Objectives: To report the efficacy of castration after progression on finasteride and flutamide. Standard androgen deprivation strategies for prostate cancer typically lead to castrate levels of testosterone. One alternative is the use of finasteride and flutamide.
Methods: A Phase II trial evaluated the combination of finasteride (5 mg/day) and flutamide (250 mg three times daily) in patients with rising prostate-specific antigen levels after local treatment for prostate cancer or with newly discovered metastatic disease. Patients were followed up for subsequent events, including castration-free, androgen-independent prostate cancer (AIPC)-free, and overall survival.
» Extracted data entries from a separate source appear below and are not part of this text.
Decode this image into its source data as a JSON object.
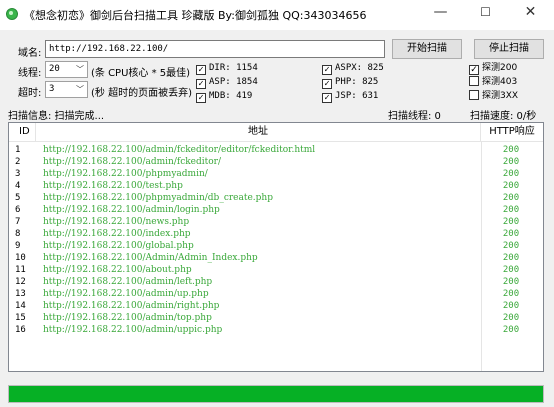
{
  "window": {
    "title": "《想念初恋》御剑后台扫描工具 珍藏版 By:御剑孤独 QQ:343034656",
    "minimize": "—",
    "maximize": "☐",
    "close": "✕"
  },
  "form": {
    "domain_label": "域名:",
    "domain_value": "http://192.168.22.100/",
    "threads_label": "线程:",
    "threads_value": "20",
    "threads_hint": "(条 CPU核心 * 5最佳)",
    "timeout_label": "超时:",
    "timeout_value": "3",
    "timeout_hint": "(秒 超时的页面被丢弃)",
    "start_button": "开始扫描",
    "stop_button": "停止扫描"
  },
  "dictionaries": [
    {
      "label": "DIR: 1154",
      "checked": true
    },
    {
      "label": "ASP: 1854",
      "checked": true
    },
    {
      "label": "MDB: 419",
      "checked": true
    },
    {
      "label": "ASPX: 825",
      "checked": true
    },
    {
      "label": "PHP: 825",
      "checked": true
    },
    {
      "label": "JSP: 631",
      "checked": true
    }
  ],
  "probes": [
    {
      "label": "探测200",
      "checked": true
    },
    {
      "label": "探测403",
      "checked": false
    },
    {
      "label": "探测3XX",
      "checked": false
    }
  ],
  "status": {
    "info": "扫描信息: 扫描完成...",
    "threads": "扫描线程: 0",
    "speed": "扫描速度: 0/秒"
  },
  "table": {
    "columns": [
      "ID",
      "地址",
      "HTTP响应"
    ],
    "rows": [
      {
        "id": "1",
        "url": "http://192.168.22.100/admin/fckeditor/editor/fckeditor.html",
        "code": "200"
      },
      {
        "id": "2",
        "url": "http://192.168.22.100/admin/fckeditor/",
        "code": "200"
      },
      {
        "id": "3",
        "url": "http://192.168.22.100/phpmyadmin/",
        "code": "200"
      },
      {
        "id": "4",
        "url": "http://192.168.22.100/test.php",
        "code": "200"
      },
      {
        "id": "5",
        "url": "http://192.168.22.100/phpmyadmin/db_create.php",
        "code": "200"
      },
      {
        "id": "6",
        "url": "http://192.168.22.100/admin/login.php",
        "code": "200"
      },
      {
        "id": "7",
        "url": "http://192.168.22.100/news.php",
        "code": "200"
      },
      {
        "id": "8",
        "url": "http://192.168.22.100/index.php",
        "code": "200"
      },
      {
        "id": "9",
        "url": "http://192.168.22.100/global.php",
        "code": "200"
      },
      {
        "id": "10",
        "url": "http://192.168.22.100/Admin/Admin_Index.php",
        "code": "200"
      },
      {
        "id": "11",
        "url": "http://192.168.22.100/about.php",
        "code": "200"
      },
      {
        "id": "12",
        "url": "http://192.168.22.100/admin/left.php",
        "code": "200"
      },
      {
        "id": "13",
        "url": "http://192.168.22.100/admin/up.php",
        "code": "200"
      },
      {
        "id": "14",
        "url": "http://192.168.22.100/admin/right.php",
        "code": "200"
      },
      {
        "id": "15",
        "url": "http://192.168.22.100/admin/top.php",
        "code": "200"
      },
      {
        "id": "16",
        "url": "http://192.168.22.100/admin/uppic.php",
        "code": "200"
      }
    ]
  },
  "progress": {
    "fraction": 1.0,
    "color": "#06b025"
  }
}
Results: With a median follow-up of 88 months, 5 patients (25%) continued on finasteride and flutamide, and 12 had stopped this combination and subsequently underwent medical or surgical castration. No patients experienced a flutamide withdrawal effect. All patients experienced more than a 50% decline in prostate-specific antigen after castration (mean 89%). The median protocol treatment failure-free survival was 29.9 months, the median castration-free survival was 37 months, and the median AIPC-free survival was 48.6 months. At 5 years, the overall survival rate was 65% (95% confidence interval 47% to 90%); 29% were alive and have not required castration, and 35% were alive and free of AIPC.
Conclusions: Finasteride and flutamide have a durable effect in suppressing prostate-specific antigen progression in some men with advanced prostate cancer. Furthermore, castration induces secondary responses that may be of shorter duration than if started initially, although the overall period of hormonally responsive prostate cancer is more than 4 years.